We ask you to inform us of any such publications by emailing: support@speakandimprove.com
Please report any issues or problems in downloading the dataset by emailing: support@speakandimprove.com
Challenge Licence Agreement
By downloading this dataset and licence, this licence agreement (the “Agreement”) is entered into, effective this date, between you (the “Licensee"), and the Chancellor, Masters and Scholars of the University of Cambridge acting through its department Cambridge University Press & Assessment (the “Licensor”).
- The challenge is an international shared challenge run in connection with the ISCA SLaTE Workshop 2025 (the “Challenge”).
- Copyright of the entire licensed dataset is held by the Licensor. No ownership or interest in the dataset is transferred to the Licensee, nor shall the Licensee have any rights in the dataset other than the right to use the dataset in accordance with this Agreement.
- The Licensor hereby grants the Licensee a non-exclusive, non-transferable right to use the licensed dataset for the sole purpose of the Challenge for non-commercial research and educational purposes only. The Licensee shall not sub-licence or assign the benefit or burden of this Agreement in whole or in part and agrees to permanently delete the dataset and destroy any original and/or hard copies of the same no later than 24 August 2025.
- The Licensee shall expressly acknowledge and reference the Licensor when making use of the licensed dataset in all publications of research based on it, in whole or in part, through citation of the relevant publication(s) mentioned next to the download link.
- The Licensee may publish excerpts of less than 100 words from the licensed dataset pursuant to clause 3.
- The Licensor grants the Licensee this right to use the licensed dataset "as is". Licensor does not make, and expressly disclaims, any express or implied warranties, representations or endorsements of any kind whatsoever. The Licensor has no liability for any loss or damage whatsoever sustained by Licensee as a result of the availability or use of or reliance on the dataset.
The Licensor shall not be liable for any indirect or consequential loss or damage or for any loss of or corruption of data, loss of programs, profit or goodwill (whether direct or indirect) arising out of or in connection with the access, availability, use of or reliance on the dataset.
- The Licensee shall indemnify and hold the Licensor harmless against any loss or damage which it may suffer or incur as a result of the Licensee’s breach of any terms of this Agreement.
- This Agreement constitutes the entire agreement between the parties and supersedes any previous agreement between the parties relating to its subject-matter.
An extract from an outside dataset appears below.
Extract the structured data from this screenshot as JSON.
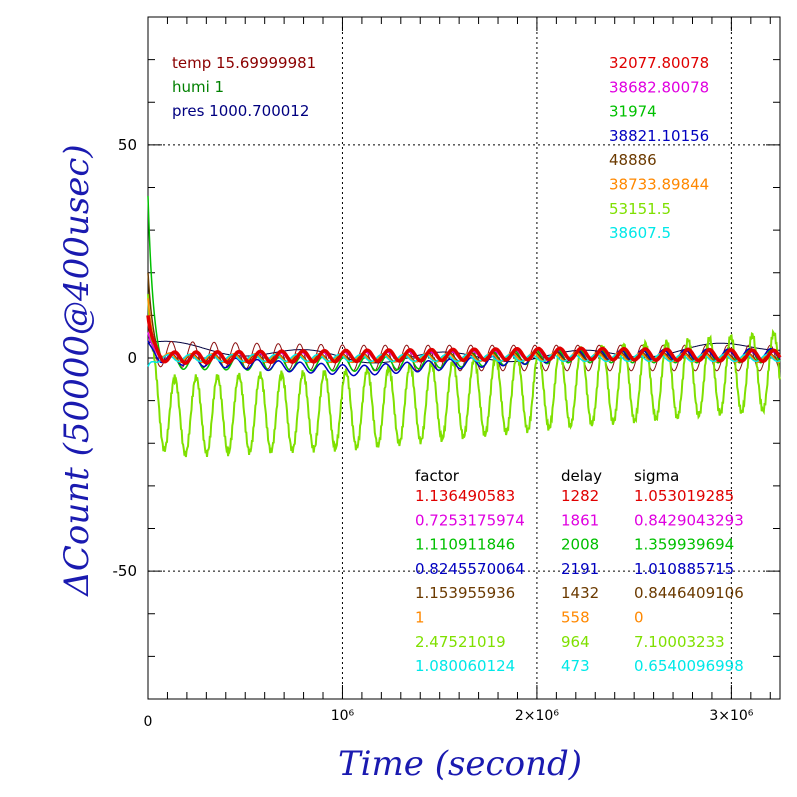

Each party acknowledges and agrees that, in entering into this Agreement, it does not rely on, and shall have no remedy in respect of, any statement, representation, warranty or understanding (whether negligently or innocently made) other than as expressly set out in this Agreement.
- This Agreement shall be governed by and construed in accordance with the laws of England and the English courts shall have exclusive jurisdiction.
You may download the Public Release of the Speak & Improve Corpus dataset if you agree to the licence above. Publications using this dataset must acknowledge and reference Cambridge University Press & Assessment as the source of the data.